In preparing to write this column, I researched the main reasons building owners upgrade the mechanical systems in their commercial buildings. I was dismayed to see that the goal of almost all projects was to decrease operating costs through energy savings. While this is clearly important, as a physician I was hoping to find that more retrofits were being done to improve IAQ for the health of building occupants.

I then remembered an excellent study presented at the Indoor Air 2016 conference in Ghent, Belgium last summer which shed light on this lack of focus on occupant health in commercial buildings. Adams Rackes and his colleagues at Drexel University conducted a survey to see if recommendations on indoor air management to optimize people’s productivity and health were being followed in the U.S. These recommendations were based on years of good research on the relationship between air filtration and ventilation rates and occupant health metrics such as high productivity and low absenteeism from illness. The survey asked over 100 building users, owners, managers, and architectural and mechanical designers about their awareness of and opinions on the health benefits, retrofit costs, and willingness to pay for mechanical systems which would deliver the recommended air treatment.

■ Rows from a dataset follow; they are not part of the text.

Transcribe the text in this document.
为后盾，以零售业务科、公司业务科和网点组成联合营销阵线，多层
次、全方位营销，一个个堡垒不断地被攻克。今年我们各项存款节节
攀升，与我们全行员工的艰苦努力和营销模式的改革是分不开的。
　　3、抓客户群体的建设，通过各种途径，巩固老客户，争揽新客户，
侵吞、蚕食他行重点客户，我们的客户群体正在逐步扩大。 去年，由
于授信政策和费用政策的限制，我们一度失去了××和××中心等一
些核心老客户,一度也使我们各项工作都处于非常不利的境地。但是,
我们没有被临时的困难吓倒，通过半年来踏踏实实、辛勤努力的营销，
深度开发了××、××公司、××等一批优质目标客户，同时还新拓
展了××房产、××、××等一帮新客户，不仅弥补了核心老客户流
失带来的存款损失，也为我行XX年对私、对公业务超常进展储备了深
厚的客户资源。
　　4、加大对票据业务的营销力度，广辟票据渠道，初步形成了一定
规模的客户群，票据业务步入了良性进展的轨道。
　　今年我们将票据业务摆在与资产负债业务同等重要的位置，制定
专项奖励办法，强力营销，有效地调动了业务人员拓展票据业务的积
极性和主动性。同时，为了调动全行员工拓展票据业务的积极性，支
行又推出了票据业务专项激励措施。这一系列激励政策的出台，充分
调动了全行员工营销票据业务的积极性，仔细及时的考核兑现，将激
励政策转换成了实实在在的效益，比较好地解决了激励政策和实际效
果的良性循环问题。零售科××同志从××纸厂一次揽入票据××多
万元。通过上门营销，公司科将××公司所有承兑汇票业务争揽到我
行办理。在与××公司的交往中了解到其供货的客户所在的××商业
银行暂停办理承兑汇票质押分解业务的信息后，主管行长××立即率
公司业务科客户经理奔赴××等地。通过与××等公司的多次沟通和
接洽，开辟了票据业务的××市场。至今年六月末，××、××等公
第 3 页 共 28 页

This study revealed a bad situation! Most of the building owners and decisionmakers were either unaware of, or either disagreed with, valid scientific conclusions that optimal ventilation rates and effective filtration would result in the published findings on improved occupant health. While they downplayed the health benefits of good IAQ, they greatly overestimated the costs of the mechanical upgrades and said that no one would be willing to pay the cost to improve IAQ just for occupant health.

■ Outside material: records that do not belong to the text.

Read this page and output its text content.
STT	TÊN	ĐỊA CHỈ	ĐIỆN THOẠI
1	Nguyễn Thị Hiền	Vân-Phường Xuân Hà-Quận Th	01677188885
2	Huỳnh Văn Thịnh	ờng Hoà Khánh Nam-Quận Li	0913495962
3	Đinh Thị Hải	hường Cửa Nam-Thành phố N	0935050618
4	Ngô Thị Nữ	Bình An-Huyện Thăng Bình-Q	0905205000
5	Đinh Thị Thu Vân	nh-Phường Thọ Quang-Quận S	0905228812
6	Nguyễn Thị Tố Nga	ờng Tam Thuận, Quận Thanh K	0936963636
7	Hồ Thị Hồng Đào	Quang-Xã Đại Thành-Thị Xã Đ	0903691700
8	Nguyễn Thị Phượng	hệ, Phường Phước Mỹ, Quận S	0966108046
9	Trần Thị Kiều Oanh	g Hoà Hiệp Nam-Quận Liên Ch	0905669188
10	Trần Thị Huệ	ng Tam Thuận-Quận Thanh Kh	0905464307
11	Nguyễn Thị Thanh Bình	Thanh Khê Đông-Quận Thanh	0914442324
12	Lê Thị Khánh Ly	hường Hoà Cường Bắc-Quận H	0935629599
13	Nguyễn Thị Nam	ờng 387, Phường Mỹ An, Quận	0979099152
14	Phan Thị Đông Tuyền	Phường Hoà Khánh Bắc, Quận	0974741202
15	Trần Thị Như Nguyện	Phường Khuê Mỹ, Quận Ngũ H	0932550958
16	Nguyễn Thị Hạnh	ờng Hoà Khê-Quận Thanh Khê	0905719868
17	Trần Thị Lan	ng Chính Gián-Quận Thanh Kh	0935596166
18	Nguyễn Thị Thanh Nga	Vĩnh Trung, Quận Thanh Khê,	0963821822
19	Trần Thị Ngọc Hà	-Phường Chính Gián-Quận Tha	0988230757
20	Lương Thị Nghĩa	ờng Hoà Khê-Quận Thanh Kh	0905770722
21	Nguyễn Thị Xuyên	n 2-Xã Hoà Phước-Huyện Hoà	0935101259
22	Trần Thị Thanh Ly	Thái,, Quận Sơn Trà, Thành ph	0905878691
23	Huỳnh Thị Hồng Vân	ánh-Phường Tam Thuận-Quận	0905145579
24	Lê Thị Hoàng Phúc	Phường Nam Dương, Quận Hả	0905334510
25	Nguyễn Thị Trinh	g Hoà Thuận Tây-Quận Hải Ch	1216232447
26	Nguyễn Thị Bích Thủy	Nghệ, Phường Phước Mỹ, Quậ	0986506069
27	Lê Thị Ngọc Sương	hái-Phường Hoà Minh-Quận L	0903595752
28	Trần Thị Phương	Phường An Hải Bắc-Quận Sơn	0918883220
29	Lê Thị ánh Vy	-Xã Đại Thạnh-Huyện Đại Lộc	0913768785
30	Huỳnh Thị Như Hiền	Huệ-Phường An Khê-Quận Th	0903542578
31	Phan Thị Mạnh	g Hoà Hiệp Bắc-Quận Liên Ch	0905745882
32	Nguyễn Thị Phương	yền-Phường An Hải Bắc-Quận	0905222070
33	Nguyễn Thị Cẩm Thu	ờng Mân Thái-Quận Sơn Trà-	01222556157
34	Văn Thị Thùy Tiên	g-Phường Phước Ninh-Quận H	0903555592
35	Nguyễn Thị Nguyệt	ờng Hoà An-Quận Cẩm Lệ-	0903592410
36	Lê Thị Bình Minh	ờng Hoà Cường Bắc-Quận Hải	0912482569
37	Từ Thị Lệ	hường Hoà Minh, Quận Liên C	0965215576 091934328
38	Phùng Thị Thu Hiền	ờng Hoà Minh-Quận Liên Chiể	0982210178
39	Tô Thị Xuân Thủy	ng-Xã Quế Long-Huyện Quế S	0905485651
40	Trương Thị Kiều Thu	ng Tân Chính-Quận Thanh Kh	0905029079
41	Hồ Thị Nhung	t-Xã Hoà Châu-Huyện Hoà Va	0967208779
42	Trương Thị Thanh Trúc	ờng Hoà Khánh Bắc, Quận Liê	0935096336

Were these stakeholders simply unaware of the scientific associations between IAQ and health? Unfortunately, this did not seem to be the case. Despite having been educated, tested, and certified on their understanding of the scientific data, those holding green building certifications were no more likely to acknowledge any health benefits of increased ventilation or filtration — and were actually less likely to be willing to pay for the mechanical units.

The survey also uncovered significant differences in attitudes between building users and those responsible for costs of the retrofits and operations. People who occupied the building were more likely than owners or consultants to acknowledge IAQ benefits on occupant productivity. In addition, owner estimates of the annual cost per person of the interventions for health greatly exceeded accurate estimates and their willingness to pay for the ventilation systems was low and unrelated to perceived costs.

What is the solution given that the almighty dollar clearly guides decisions about indoor air management? Somehow, clear profitability needs to be built into managing IAQ for human health, not just for building operating costs. The building occupants who are directly affected by IAQ need the education to understand, tools to monitor, and ability to relate IAQ to their health. The next generation of cell phones and wearable fitness trackers need to have the ability to monitor all important indoor components, especially ones that cannot be perceived by human senses, rather than just parameters related to comfort.

For example, low indoor relative humidity and excessive fine particulate matter levels, which are known to be unhealthy, need to be openly and clearly monitored in addition to temperature. Perhaps when building occupants have awareness and a strong voice, either top-down through concerned managers or from a grassroots occupant legal movement, building owners will pay money for healthy humans.